Sunday, 22 August 2010

Iftar - the breaking of the Fast

During my recent short trip to Morocco I remember bitterly regretting not having organised a meal in an 'ordinary' family home (not that it's an easy task, but the world of couchsurfing stretching far). We were travelling during Ramadan; when the gruelling test of no eating or drinking (or sex..) is rewarded by the mini-feast of Iftat in the evening. Iftar happens just after the sunset, surrounded by your family, very much akin to our Christmas, and lasts good couple of hours. This is unless you are a single man and then you go to a nearby cafe. I was yearning to experience Iftour in a 'proper' home setting.

Harrira, dates and preserved lemons - a traditional Iftar.
Photo thanks to
http://imazighennarif.blogspot.com


It was not until the very last evening, in the small mountain town of Azrou, that I realised that to experience Iftar we did not have to search for an idealic family environment. Finding a simple caf, packed with local Moroccans who for various reasons did not have home to go to, was a great way to see the ritual - and participate in it.

The preparation for the evening meal starts at about 3-4 o'clock in the afternoon when (mainly) women go out shopping for food at numerous markets. Single men go out to buy some ready-made provisions for their solitary evening meals at the market stalls. You can almost touch the anticipation in the air, it increases and speeds up as time approaches the long-awaited break-fast. The atmosphere thickens with people's hunger and smells of cooking.

Counting minutes before Iftour, the meal breaking the fast.

At around 6pm the air turns still, as if in anticipation for a storm. People's bloods starts to run slower, hearts slow down, everyone's eyes are on their watch. The prayer normally takes place about an hour or so before the Iftar, and so you see men leaving the mosques with solemn eyes, perhaps contemplating their spirituality, perhaps their rumbling stomachs. Those dining outside their homes - young unmarried men, businessmen in-between cities, some widowed women - find a place to eat long before the fast is broken. Putting together your meal in such public surroundings is as much of a ritual as making a 3 course meal at home, even if it only means shelling your egg, sprinkling cumin on it, or stirring hot harissa into your soup. You can almost count seconds by the flow of blood pressure running through your ears...

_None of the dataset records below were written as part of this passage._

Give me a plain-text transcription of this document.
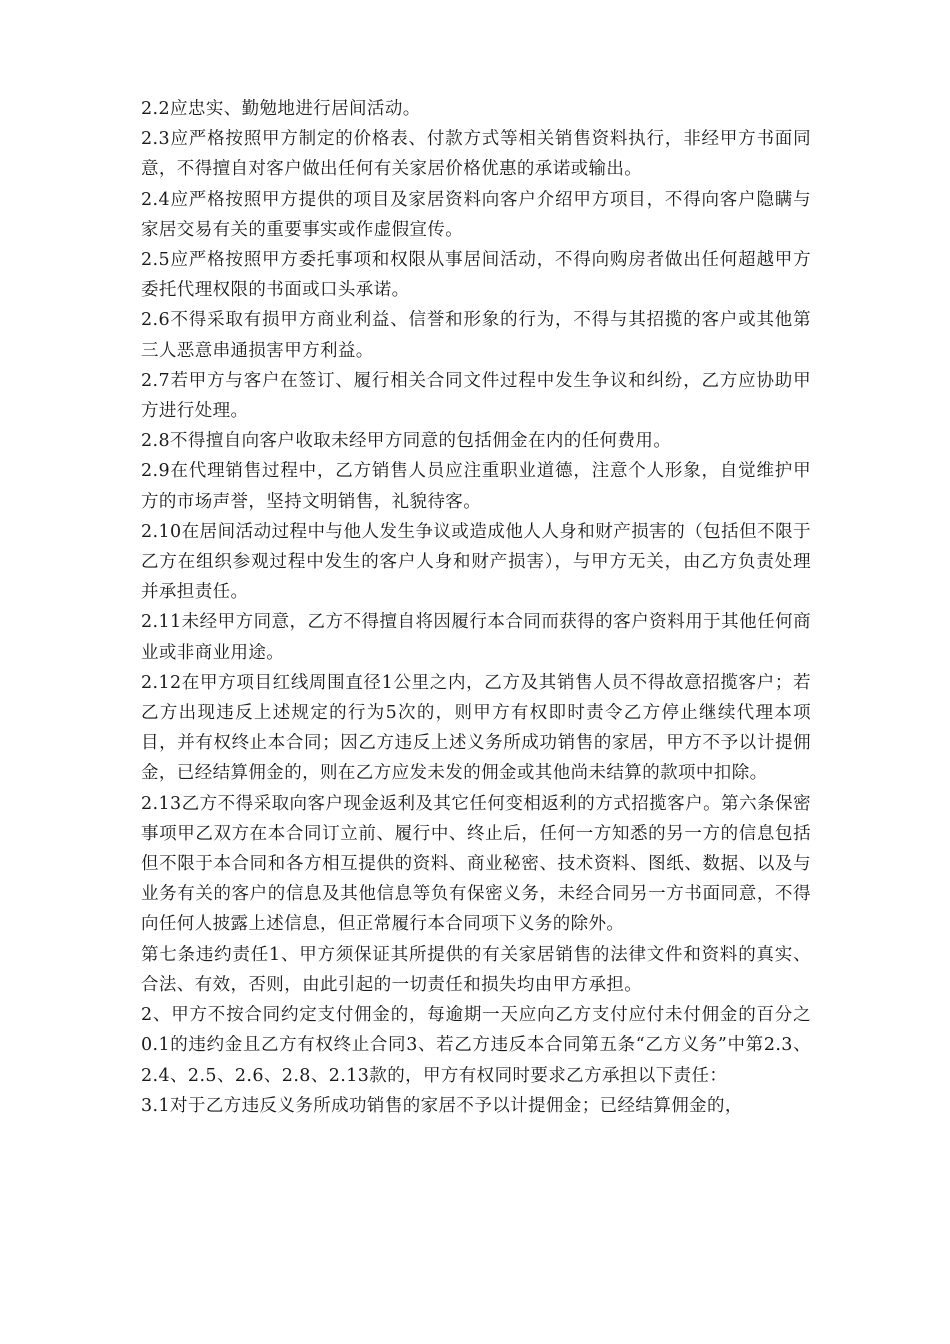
2.2应忠实、勤勉地进行居间活动。

2.3应严格按照甲方制定的价格表、付款方式等相关销售资料执行，非经甲方书面同意，不得擅自对客户做出任何有关家居价格优惠的承诺或输出。

2.4应严格按照甲方提供的项目及家居资料向客户介绍甲方项目，不得向客户隐瞒与家居交易有关的重要事实或作虚假宣传。

2.5应严格按照甲方委托事项和权限从事居间活动，不得向购房者做出任何超越甲方委托代理权限的书面或口头承诺。

2.6不得采取有损甲方商业利益、信誉和形象的行为，不得与其招揽的客户或其他第三人恶意串通损害甲方利益。

2.7若甲方与客户在签订、履行相关合同文件过程中发生争议和纠纷，乙方应协助甲方进行处理。

2.8不得擅自向客户收取未经甲方同意的包括佣金在内的任何费用。

2.9在代理销售过程中，乙方销售人员应注重职业道德，注意个人形象，自觉维护甲方的市场声誉，坚持文明销售，礼貌待客。

2.10在居间活动过程中与他人发生争议或造成他人人身和财产损害的（包括但不限于乙方在组织参观过程中发生的客户人身和财产损害），与甲方无关，由乙方负责处理并承担责任。

2.11未经甲方同意，乙方不得擅自将因履行本合同而获得的客户资料用于其他任何商业或非商业用途。

2.12在甲方项目红线周围直径1公里之内，乙方及其销售人员不得故意招揽客户；若乙方出现违反上述规定的行为5次的，则甲方有权即时责令乙方停止继续代理本项目，并有权终止本合同；因乙方违反上述义务所成功销售的家居，甲方不予以计提佣金，已经结算佣金的，则在乙方应发未发的佣金或其他尚未结算的款项中扣除。

2.13乙方不得采取向客户现金返利及其它任何变相返利的方式招揽客户。第六条保密事项甲乙双方在本合同订立前、履行中、终止后，任何一方知悉的另一方的信息包括但不限于本合同和各方相互提供的资料、商业秘密、技术资料、图纸、数据、以及与业务有关的客户的信息及其他信息等负有保密义务，未经合同另一方书面同意，不得向任何人披露上述信息，但正常履行本合同项下义务的除外。

第七条违约责任1、甲方须保证其所提供的有关家居销售的法律文件和资料的真实、合法、有效，否则，由此引起的一切责任和损失均由甲方承担。

2、甲方不按合同约定支付佣金的，每逾期一天应向乙方支付应付未付佣金的百分之0.1的违约金且乙方有权终止合同3、若乙方违反本合同第五条“乙方义务”中第2.3、2.4、2.5、2.6、2.8、2.13款的，甲方有权同时要求乙方承担以下责任：

3.1对于乙方违反义务所成功销售的家居不予以计提佣金；已经结算佣金的，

And then it happens, a loud whisper floats through and above the punters in the cafe - you can eat.

The humble Iftar offering: a boiled egg, dates and Chbakiyya.

The traditional Iftar meal almost always consists of Harirra, a thick soup of chickpeas, tomatoes, sometimes lamb and vermicelli. Guidebooks all claim that accompanying the soup with dates is authentic, perhaps, but I have not seen anyone eating their soup with dates. A splash of green olive oil, a chunk of flat bread is all the bowl of very hot soup needs.

Most people actually start off by a drink - a yoghurt drink sold in recycled plastic bottles by women from villages. Or just a can of coke. Then goes a hard-boiled egg, seasoned with cumin. Then the soup. The meal is finished by a glass of very sweet mint tea (which is made with black or green tea leaves by the way, not just hot water and herb) and Chbakiyya, a 'tressed' pastry - a coil of flaky pastry soaked in sugar syrup.

Finishing off the feast: mint tea and Chbakiyya.

..We started our break-fast together with the others in the cafe, but finished it later than others, enjoying the rare sense of feeling part of the proceedings, this quiet, almost sneaky sharing of the tradition that we would not normally be privy. Infiltration of a different kind.